Maybe it doesn’t. You’re gracious enough to let me wander from time to time.
But it may also offer a chance to reflect on what expectations we have of one another as the body of Christ. Some of what I hear and read online from Christians does not honor Christ. It does not glorify God. How, then, do I respond? Do I sever ties with people who won’t see the harm they do? Do we act like character and witness don’t matter?
In many ways, Christians still find ways to deny the lordship of Jesus. What should our response be?
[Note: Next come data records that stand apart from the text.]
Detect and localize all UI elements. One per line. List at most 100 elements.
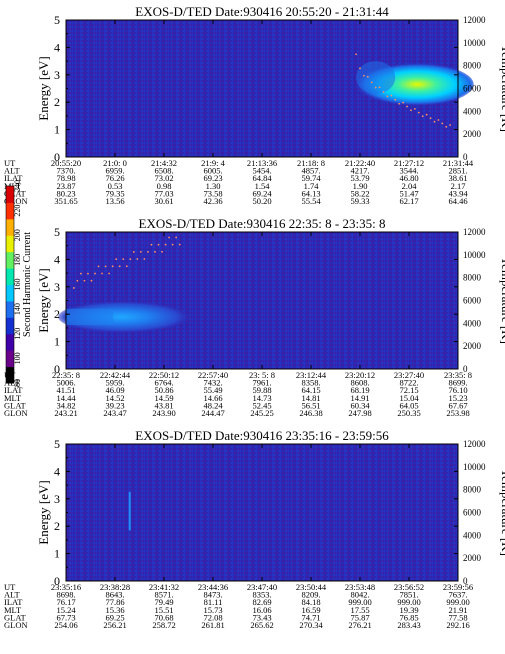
temperature-point bbox=[168, 236, 170, 239]
ephemeris-value: 351.65 bbox=[54, 196, 77, 206]
ephemeris-row-label: ILAT bbox=[4, 385, 23, 395]
ephemeris-value: 64.46 bbox=[448, 196, 467, 206]
y-tick-label: 0 bbox=[54, 574, 60, 588]
ephemeris-value: 254.06 bbox=[54, 620, 77, 630]
ephemeris-value: 69.24 bbox=[252, 188, 272, 198]
temperature-point bbox=[382, 91, 385, 93]
y-tick-label: 4 bbox=[54, 252, 60, 266]
temperature-point bbox=[363, 74, 365, 77]
ephemeris-value: 256.21 bbox=[103, 620, 126, 630]
colorbar-segment bbox=[6, 350, 14, 368]
ephemeris-value: 7370. bbox=[56, 166, 75, 176]
ephemeris-value: 265.62 bbox=[250, 620, 273, 630]
colorbar-tick-label: 160 bbox=[13, 279, 22, 291]
ephemeris-value: 76.26 bbox=[105, 173, 124, 183]
ephemeris-value: 46.09 bbox=[105, 385, 124, 395]
ephemeris-value: 23:56:52 bbox=[394, 582, 424, 592]
ephemeris-value: 22:42:44 bbox=[100, 370, 131, 380]
ephemeris-value: 8698. bbox=[56, 590, 75, 600]
ephemeris-value: 270.34 bbox=[299, 620, 323, 630]
plasma-feature-streak bbox=[128, 491, 131, 531]
ephemeris-row-label: ILAT bbox=[4, 173, 23, 183]
chart-title: EXOS-D/TED Date:930416 23:35:16 - 23:59:… bbox=[135, 428, 389, 443]
temperature-point bbox=[136, 258, 139, 260]
y-tick-label: 1 bbox=[54, 547, 60, 561]
ephemeris-value: 14.73 bbox=[252, 393, 271, 403]
y-tick-label: 3 bbox=[54, 492, 60, 506]
ephemeris-value: 21:4:32 bbox=[151, 158, 177, 168]
y2-tick-label: 4000 bbox=[463, 530, 482, 540]
ephemeris-value: 6005. bbox=[203, 166, 222, 176]
ephemeris-value: 64.05 bbox=[399, 400, 418, 410]
ephemeris-value: 999.00 bbox=[446, 597, 469, 607]
temperature-point bbox=[429, 117, 432, 120]
ephemeris-value: 5959. bbox=[105, 378, 124, 388]
ephemeris-value: 14.52 bbox=[105, 393, 124, 403]
temperature-point bbox=[87, 272, 89, 275]
ephemeris-row-label: GLAT bbox=[4, 188, 27, 198]
ephemeris-value: 43.81 bbox=[154, 400, 173, 410]
ephemeris-value: 15.24 bbox=[56, 605, 76, 615]
ephemeris-value: 7432. bbox=[203, 378, 222, 388]
ephemeris-value: 6508. bbox=[154, 166, 173, 176]
ephemeris-value: 244.47 bbox=[201, 408, 224, 418]
ephemeris-value: 23:47:40 bbox=[247, 582, 277, 592]
temperature-point bbox=[125, 265, 128, 268]
colorbar-segment bbox=[6, 202, 14, 220]
ephemeris-value: 75.87 bbox=[350, 612, 369, 622]
ephemeris-value: 16.06 bbox=[252, 605, 271, 615]
temperature-point bbox=[410, 109, 412, 112]
temperature-point bbox=[76, 279, 79, 282]
colorbar-tick-label: 80 bbox=[13, 379, 22, 387]
chart-title: EXOS-D/TED Date:930416 22:35: 8 - 23:35:… bbox=[139, 216, 386, 231]
ephemeris-value: 4217. bbox=[350, 166, 369, 176]
y2-axis-label: Temperature [K] bbox=[499, 469, 505, 556]
spectrogram-texture bbox=[66, 444, 458, 581]
ephemeris-value: 0.53 bbox=[108, 181, 123, 191]
ephemeris-value: 2.17 bbox=[451, 181, 466, 191]
y2-tick-label: 12000 bbox=[463, 15, 486, 25]
y2-tick-label: 2000 bbox=[463, 129, 482, 139]
ephemeris-value: 55.54 bbox=[301, 196, 321, 206]
ephemeris-row-label: UT bbox=[4, 158, 16, 168]
colorbar-segment bbox=[6, 235, 14, 253]
ephemeris-value: 41.51 bbox=[56, 385, 75, 395]
ephemeris-value: 76.10 bbox=[448, 385, 467, 395]
temperature-point bbox=[83, 279, 86, 282]
ephemeris-value: 1.30 bbox=[206, 181, 221, 191]
temperature-point bbox=[366, 75, 369, 78]
ephemeris-value: 8643. bbox=[105, 590, 124, 600]
ephemeris-row-label: ILAT bbox=[4, 597, 23, 607]
ephemeris-value: 283.43 bbox=[397, 620, 420, 630]
ephemeris-value: 23:38:28 bbox=[100, 582, 130, 592]
temperature-point bbox=[394, 98, 397, 101]
ephemeris-value: 23:12:44 bbox=[296, 370, 327, 380]
ephemeris-value: 14.91 bbox=[350, 393, 369, 403]
y-axis-label: Energy [eV] bbox=[36, 56, 51, 120]
temperature-point bbox=[161, 250, 163, 253]
temperature-point bbox=[139, 251, 142, 253]
colorbar-segment bbox=[6, 251, 14, 269]
ephemeris-value: 22:50:12 bbox=[149, 370, 179, 380]
y2-tick-label: 2000 bbox=[463, 341, 482, 351]
y2-axis-label: Temperature [K] bbox=[499, 45, 505, 132]
ephemeris-value: 82.69 bbox=[252, 597, 271, 607]
colorbar-tick-label: 180 bbox=[13, 254, 22, 266]
ephemeris-value: 2.04 bbox=[402, 181, 418, 191]
ephemeris-value: 22:57:40 bbox=[198, 370, 228, 380]
ephemeris-value: 8042. bbox=[350, 590, 369, 600]
ephemeris-value: 59.33 bbox=[350, 196, 369, 206]
ephemeris-value: 2851. bbox=[448, 166, 467, 176]
temperature-point bbox=[178, 243, 181, 246]
y2-tick-label: 6000 bbox=[463, 508, 482, 518]
ephemeris-row-label: GLON bbox=[4, 196, 28, 206]
temperature-point bbox=[108, 272, 111, 275]
temperature-point bbox=[433, 120, 436, 123]
ephemeris-value: 23:35:16 bbox=[51, 582, 81, 592]
ephemeris-row-label: UT bbox=[4, 582, 16, 592]
ephemeris-value: 77.03 bbox=[154, 188, 173, 198]
temperature-point bbox=[129, 258, 132, 260]
temperature-point bbox=[421, 115, 424, 118]
ephemeris-value: 73.43 bbox=[252, 612, 271, 622]
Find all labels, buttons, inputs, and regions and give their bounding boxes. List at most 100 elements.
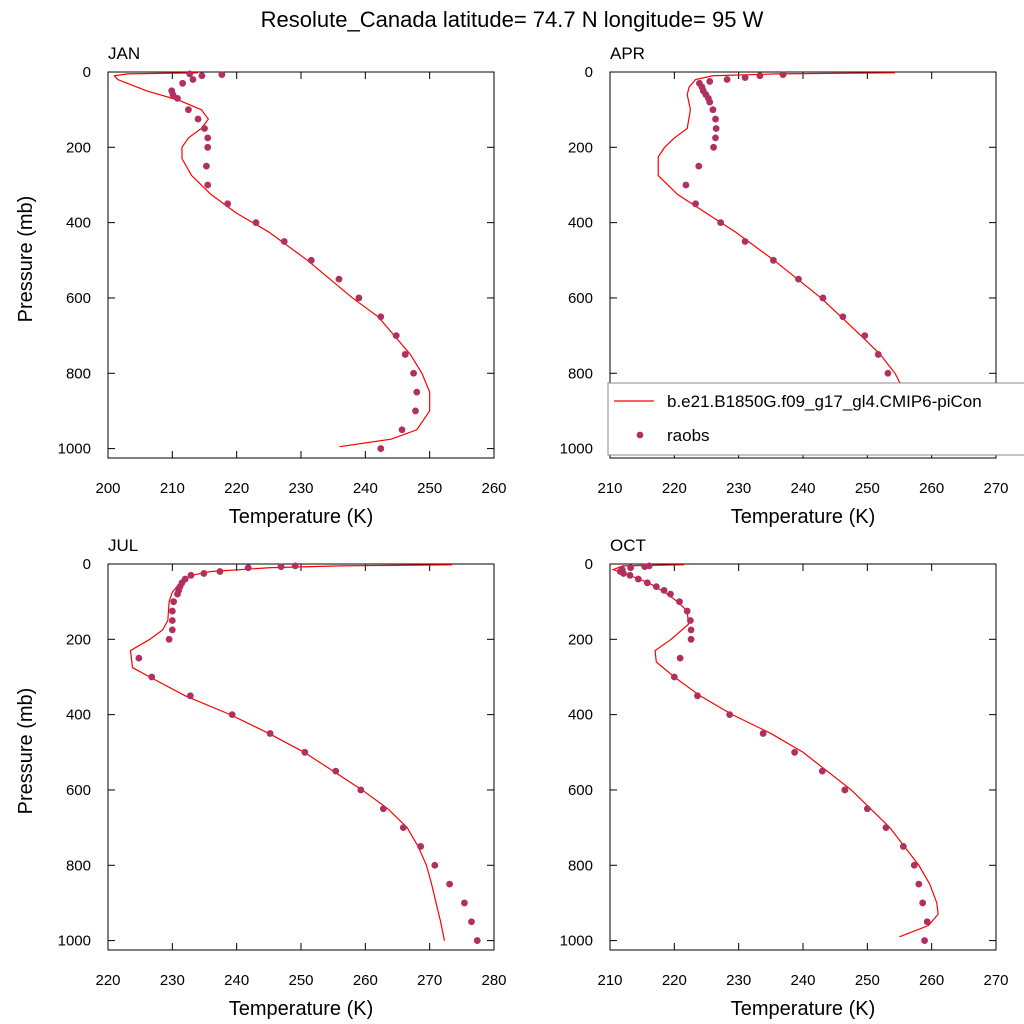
- y-tick-label: 0: [83, 64, 91, 81]
- raobs-point: [189, 76, 197, 83]
- raobs-point: [186, 692, 194, 700]
- y-tick-label: 600: [66, 782, 91, 799]
- raobs-point: [204, 143, 212, 151]
- x-tick-label: 240: [790, 480, 815, 497]
- raobs-point: [218, 71, 226, 79]
- raobs-point: [187, 571, 195, 579]
- raobs-point: [148, 673, 156, 681]
- y-tick-label: 400: [568, 215, 593, 232]
- raobs-point: [168, 626, 176, 634]
- raobs-point: [224, 200, 232, 208]
- raobs-point: [399, 824, 407, 832]
- raobs-point: [670, 673, 678, 681]
- y-tick-label: 1000: [58, 933, 91, 950]
- panel-title: APR: [610, 44, 645, 63]
- raobs-point: [266, 730, 274, 737]
- x-tick-label: 250: [855, 480, 880, 497]
- profile-line: [113, 72, 431, 448]
- raobs-point: [401, 351, 409, 358]
- x-tick-label: 260: [919, 480, 944, 497]
- raobs-point: [473, 937, 481, 944]
- raobs-point: [277, 563, 285, 571]
- raobs-point: [332, 767, 340, 775]
- raobs-point: [756, 72, 764, 80]
- raobs-point: [723, 76, 731, 83]
- x-tick-label: 230: [726, 480, 751, 497]
- raobs-point: [910, 861, 918, 869]
- raobs-point: [379, 805, 387, 813]
- raobs-point: [687, 626, 695, 634]
- raobs-point: [921, 937, 928, 944]
- x-tick-label: 210: [597, 480, 622, 497]
- raobs-point: [307, 256, 315, 264]
- raobs-point: [712, 134, 719, 142]
- x-tick-label: 210: [597, 972, 622, 989]
- raobs-point: [694, 692, 701, 700]
- y-tick-label: 200: [66, 631, 91, 648]
- raobs-point: [819, 294, 827, 302]
- raobs-point: [695, 162, 703, 170]
- raobs-point: [377, 445, 385, 452]
- x-tick-label: 240: [353, 480, 378, 497]
- raobs-point: [135, 654, 143, 662]
- x-tick-label: 240: [790, 972, 815, 989]
- legend-marker: [636, 431, 644, 439]
- raobs-point: [291, 562, 299, 570]
- raobs-point: [660, 586, 668, 594]
- raobs-point: [461, 899, 468, 907]
- plot-frame: [609, 563, 997, 951]
- raobs-point: [923, 918, 931, 926]
- raobs-point: [692, 200, 699, 208]
- raobs-point: [717, 219, 725, 227]
- raobs-point: [676, 598, 683, 606]
- raobs-point: [682, 181, 690, 189]
- raobs-point: [203, 162, 210, 170]
- plot-frame: [107, 71, 495, 459]
- raobs-point: [676, 654, 684, 662]
- raobs-point: [779, 71, 787, 79]
- raobs-point: [770, 256, 777, 264]
- raobs-point: [726, 711, 734, 719]
- raobs-point: [355, 294, 363, 302]
- x-tick-label: 200: [95, 480, 120, 497]
- x-tick-label: 240: [224, 972, 249, 989]
- raobs-point: [186, 70, 194, 78]
- legend-box: [607, 382, 1024, 456]
- y-axis-title: Pressure (mb): [15, 196, 37, 323]
- x-tick-label: 270: [983, 972, 1008, 989]
- raobs-point: [446, 880, 454, 888]
- raobs-point: [204, 134, 212, 142]
- y-tick-label: 0: [83, 556, 91, 573]
- x-tick-label: 250: [855, 972, 880, 989]
- raobs-point: [884, 369, 892, 377]
- raobs-point: [839, 313, 847, 321]
- panel: APR 210 220 230 240 250 260 270 0 200 400 600 800 100…: [560, 44, 1024, 528]
- plot-frame: [107, 563, 495, 951]
- raobs-point: [410, 369, 417, 377]
- raobs-point: [641, 563, 649, 571]
- y-tick-label: 0: [585, 64, 593, 81]
- raobs-point: [706, 98, 714, 106]
- raobs-point: [652, 583, 660, 590]
- x-tick-label: 220: [95, 972, 120, 989]
- y-tick-label: 0: [585, 556, 593, 573]
- raobs-point: [712, 125, 720, 132]
- raobs-point: [627, 564, 634, 572]
- raobs-point: [398, 426, 406, 434]
- x-tick-label: 230: [160, 972, 185, 989]
- raobs-point: [280, 238, 288, 245]
- raobs-point: [468, 918, 475, 926]
- x-tick-label: 250: [417, 480, 442, 497]
- y-tick-label: 800: [568, 857, 593, 874]
- raobs-point: [683, 607, 691, 615]
- raobs-point: [244, 564, 252, 572]
- panel-title: JUL: [108, 536, 138, 555]
- x-axis-title: Temperature (K): [731, 998, 876, 1020]
- raobs-point: [185, 106, 192, 114]
- raobs-point: [643, 579, 651, 587]
- raobs-point: [392, 332, 400, 340]
- y-tick-label: 800: [66, 365, 91, 382]
- legend-label: b.e21.B1850G.f09_g17_gl4.CMIP6-piCon: [667, 392, 982, 411]
- y-tick-label: 600: [568, 782, 593, 799]
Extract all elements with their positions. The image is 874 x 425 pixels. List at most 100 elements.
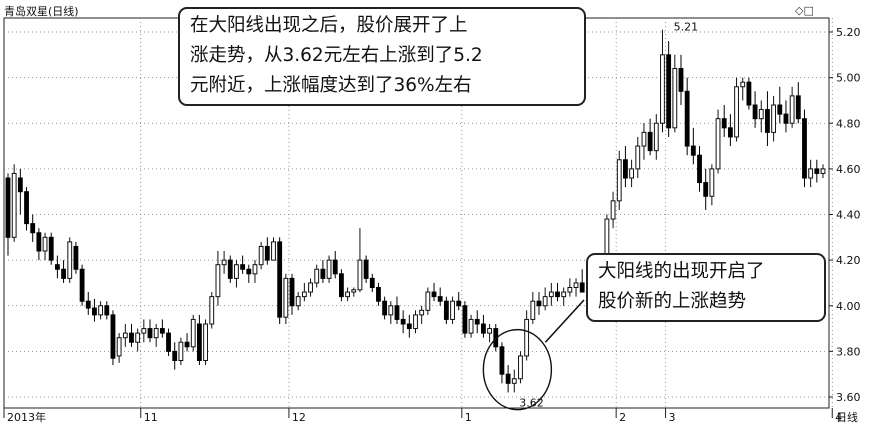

|The joke is Jesus went to the restaurant and asked for a table for twenty five. Only the twelve disciples were with him. So, why did he need so many seats? Because they were only going to sit on one side of the table.|
That’s the image Leonardo da Vinci made famous. It’s the depiction of Jesus and his disciples in The Last Supper. The scene details the disciples’ reaction to what Jesus has told them. That one of them will betray him. Some seem shocked and angry. Others look confused and surprised. One clutches the money bag as he spills salt on the table.
The horizontal view of the painting is for us. It was not meant to illustrate the actual seating arrangement. Imagine trying to get a table like that even at Chili’s.
We’ve learned most likely the table was u-shaped. We can’t help but imagine also they sat in chairs at an elevated table. When the gospels tell us the disciples reclined, that suggests something different. The table was much closer to the ground. Jesus and his disciples sat on the floor. The Romans called this a triclinium. They leaned over the table on their left side.
Let’s also consider where the disciples sat. Tradition tells us the places to the right and left of the host were honorable. Jesus was the host and John had the honorable spot. This made it easy for the beloved disciple to lean into Jesus’ chest to ask him a question. In The Last Supper, Judas is away from Jesus. But there is an argument that Judas reclined next to Jesus to his left. The host would serve the person on the left first. Judas received the bread from Jesus himself.
What was Judas doing sitting at a place of honor?
We all know what he is about to do do. We also know Jesus knew what he was about to do. Remember when our Lord taught to not sit in the place of honor when you get invited to a wedding (Luke 14:8)? It could be Judas forgot that teaching. Or, since it wasn’t a wedding, did he think that didn’t apply to him? We’re good at making exceptions for ourselves.
Of course, we should also consider Jesus told him to sit there. That sounds like Jesus, doesn’t it? He is the One who rejoices over finding one lost sheep and one coin. I imagine he’s the life of the party when one sinner repents (Luke 15:10).
And he’s the One that knows our sin. He knows how unfaithful we are. How fickle we can be. We mentioned the spilled salt in The Last Supper. It’s a small detail that illustrates a breaking of covenant. How often do we do that?
But still, our Lord gives us a place next to him. He doesn’t shoo us away from his presence. Instead, he gives us the freedom to do what we’re going to do. So, what are you going to do with that kind of love and grace?